Três dias depois, Francis, 22 anos, começou a reclamar de dores de cabeça e febre, segundo sua família. Aterrorizada, ela insistiu que sua mãe a levasse ao hospital. Ela morreu em 8 de julho, de acordo com o Serviço Médico Legal do Condado de Broward, que confirmou que a causa da morte de ambos os irmãos era Covid-19.

A morte dos dois irmãos jovens, dentro de 11 dias um do outro, devastou sua família numerosa em Lauderhill, na Flórida.

Eles também enfatizaram dois desenvolvimentos preocupantes no surto: o surgimento de casos em estados como a Flórida que reabriram rapidamente e o número crescente de pessoas nos seus 20, 30 e 40 anos que estão testando positivo. Na Flórida, a idade média dos residentes com resultados positivos caiu para 40, ante 65, em março.

Na quarta-feira, o estado anunciou mais de 9.780 casos e mais de 130 mortes. Houve pelo menos 369.826 casos em toda a Flórida, de acordo com um banco de dados do New York Times. Na manhã de quarta-feira, pelo menos 5.205 pessoas haviam morrido.

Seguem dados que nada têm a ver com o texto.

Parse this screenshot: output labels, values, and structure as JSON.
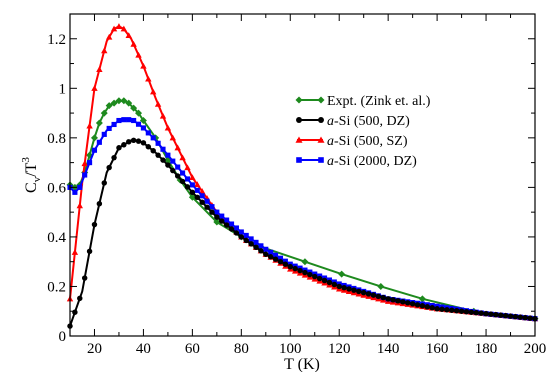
{
  "chart_data": {
    "type": "line",
    "xlabel": "T (K)",
    "ylabel_main": "C",
    "ylabel_sub": "v",
    "ylabel_div": "/T",
    "ylabel_sup": "3",
    "xlim": [
      10,
      200
    ],
    "ylim": [
      0,
      1.3
    ],
    "xticks": [
      20,
      40,
      60,
      80,
      100,
      120,
      140,
      160,
      180,
      200
    ],
    "xtick_labels": [
      "20",
      "40",
      "60",
      "80",
      "100",
      "120",
      "140",
      "160",
      "180",
      "200"
    ],
    "yticks": [
      0,
      0.2,
      0.4,
      0.6,
      0.8,
      1.0,
      1.2
    ],
    "ytick_labels": [
      "0",
      "0.2",
      "0.4",
      "0.6",
      "0.8",
      "1",
      "1.2"
    ],
    "grid": false,
    "legend_position": "upper-right",
    "series": [
      {
        "name": "Expt. (Zink et. al.)",
        "name_italic": "",
        "name_rest": "Expt. (Zink et. al.)",
        "color": "#1e8a1e",
        "marker": "diamond",
        "x": [
          10,
          12,
          14,
          16,
          18,
          20,
          22,
          24,
          26,
          28,
          30,
          32,
          34,
          36,
          38,
          40,
          45,
          50,
          55,
          60,
          70,
          80,
          88,
          106,
          121,
          137,
          154,
          175,
          200
        ],
        "y": [
          0.61,
          0.6,
          0.61,
          0.66,
          0.73,
          0.8,
          0.86,
          0.9,
          0.93,
          0.94,
          0.95,
          0.95,
          0.94,
          0.92,
          0.9,
          0.87,
          0.8,
          0.71,
          0.63,
          0.56,
          0.46,
          0.4,
          0.36,
          0.3,
          0.25,
          0.2,
          0.15,
          0.1,
          0.07
        ]
      },
      {
        "name": "a-Si (500, DZ)",
        "name_italic": "a",
        "name_rest": "-Si (500, DZ)",
        "color": "#000000",
        "marker": "circle",
        "x": [
          10,
          15,
          20,
          25,
          30,
          35,
          37,
          40,
          45,
          50,
          60,
          70,
          80,
          90,
          100,
          120,
          140,
          160,
          180,
          200
        ],
        "y": [
          0.04,
          0.18,
          0.45,
          0.66,
          0.76,
          0.79,
          0.79,
          0.78,
          0.74,
          0.69,
          0.58,
          0.48,
          0.4,
          0.33,
          0.28,
          0.2,
          0.15,
          0.11,
          0.09,
          0.07
        ]
      },
      {
        "name": "a-Si (500, SZ)",
        "name_italic": "a",
        "name_rest": "-Si (500, SZ)",
        "color": "#ff0000",
        "marker": "triangle",
        "x": [
          10,
          15,
          20,
          25,
          28,
          30,
          32,
          35,
          40,
          45,
          50,
          60,
          70,
          80,
          90,
          100,
          120,
          140,
          160,
          180,
          200
        ],
        "y": [
          0.15,
          0.62,
          1.0,
          1.19,
          1.24,
          1.25,
          1.24,
          1.2,
          1.09,
          0.96,
          0.84,
          0.64,
          0.5,
          0.4,
          0.33,
          0.27,
          0.19,
          0.14,
          0.11,
          0.09,
          0.07
        ]
      },
      {
        "name": "a-Si (2000, DZ)",
        "name_italic": "a",
        "name_rest": "-Si (2000, DZ)",
        "color": "#0000ff",
        "marker": "square",
        "x": [
          10,
          12,
          14,
          16,
          18,
          20,
          25,
          30,
          33,
          36,
          40,
          45,
          50,
          60,
          70,
          80,
          90,
          100,
          120,
          140,
          160,
          180,
          200
        ],
        "y": [
          0.6,
          0.58,
          0.6,
          0.65,
          0.7,
          0.75,
          0.83,
          0.87,
          0.875,
          0.87,
          0.84,
          0.79,
          0.73,
          0.61,
          0.5,
          0.42,
          0.35,
          0.29,
          0.21,
          0.15,
          0.12,
          0.09,
          0.07
        ]
      }
    ]
  }
}
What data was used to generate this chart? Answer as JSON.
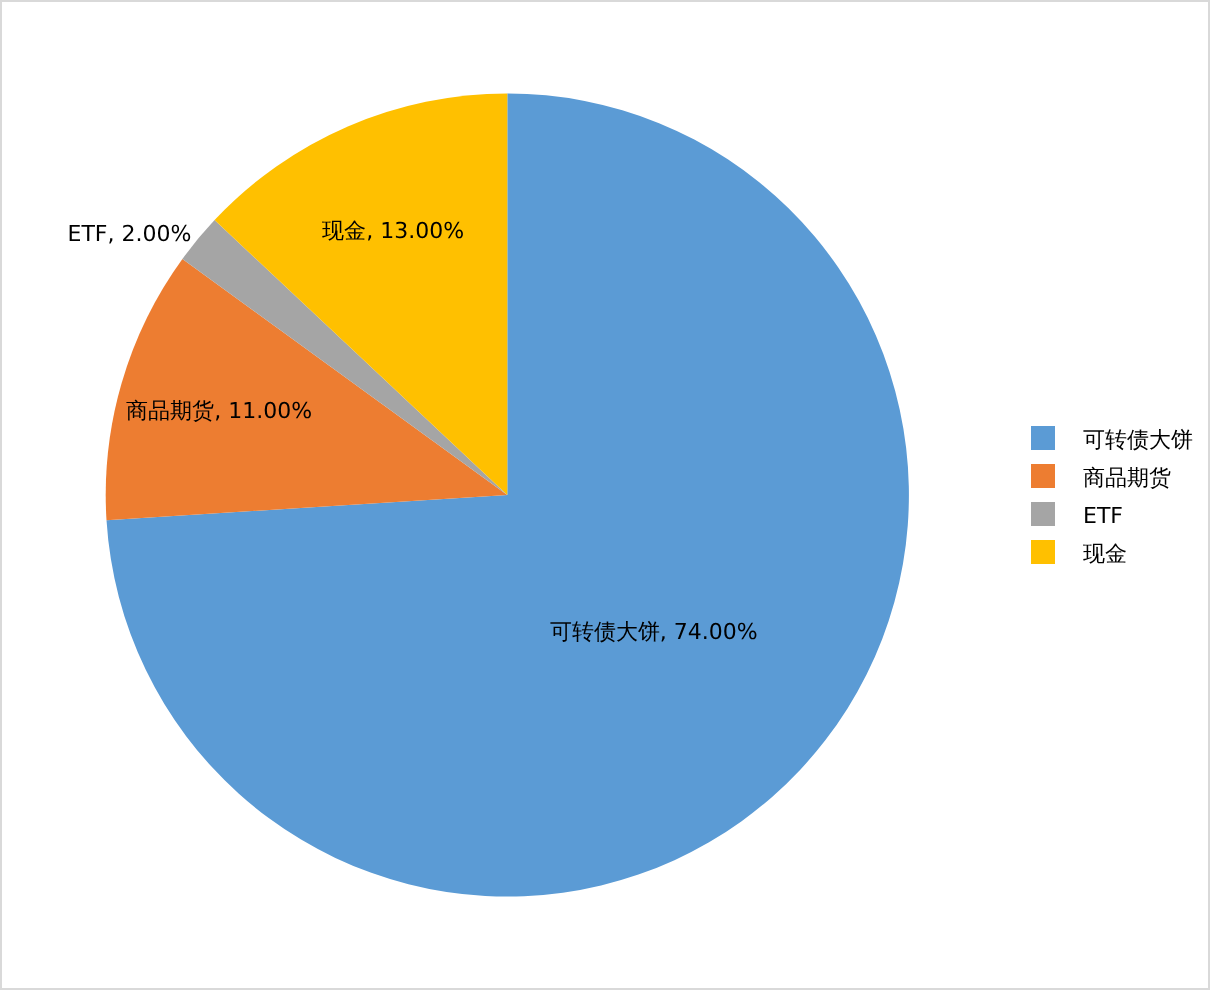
{
  "chart_data": {
    "type": "pie",
    "categories": [
      "可转债大饼",
      "商品期货",
      "ETF",
      "现金"
    ],
    "values": [
      74,
      11,
      2,
      13
    ],
    "colors": [
      "#5b9bd5",
      "#ed7d31",
      "#a5a5a5",
      "#ffc000"
    ],
    "value_labels": [
      "可转债大饼, 74.00%",
      "商品期货, 11.00%",
      "ETF, 2.00%",
      "现金, 13.00%"
    ],
    "legend": "right"
  }
}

O governador Ron DeSantis, que resistiu a emitir uma ordem de máscara em todo o estado e que se gabava do baixo número de casos no estado em comparação com lugares como Nova York, recuou contra a ideia de que os hospitais foram sobrecarregados com casos. “Acho que vamos superar isso. Acho que estamos no caminho certo.”

O governador DeSantis foi processado por um sindicato de professores da Flórida por seu plano de reabrir escolas no próximo mês, mesmo assim insistiu que as escolas devem informar aos pais que podem enviar seus filhos, desde que professores se sintam à vontade para ensinar. “Se um distrito escolar tiver que adiar a abertura da escola por algumas semanas, para que tudo fique em boa forma, aproveite”.

Byron e Mychaela Francis adoeceram menos de duas semanas depois de voltarem de uma viagem em família a Orlando, de acordo com Darisha Scott, sua prima, que se juntara a eles com seus filhos.

Como as autoridades estaduais levantaram restrições, a família sentiu-se razoavelmente segura deixando o Condado de Broward, onde as máscaras são obrigatórias e um toque de recolher já foi estabelecido para lidar com a pandemia.

“Dissemos: ‘Vamos tirar as crianças de casa'”, disse Scott, 31 anos. “E então tudo isso aconteceu.”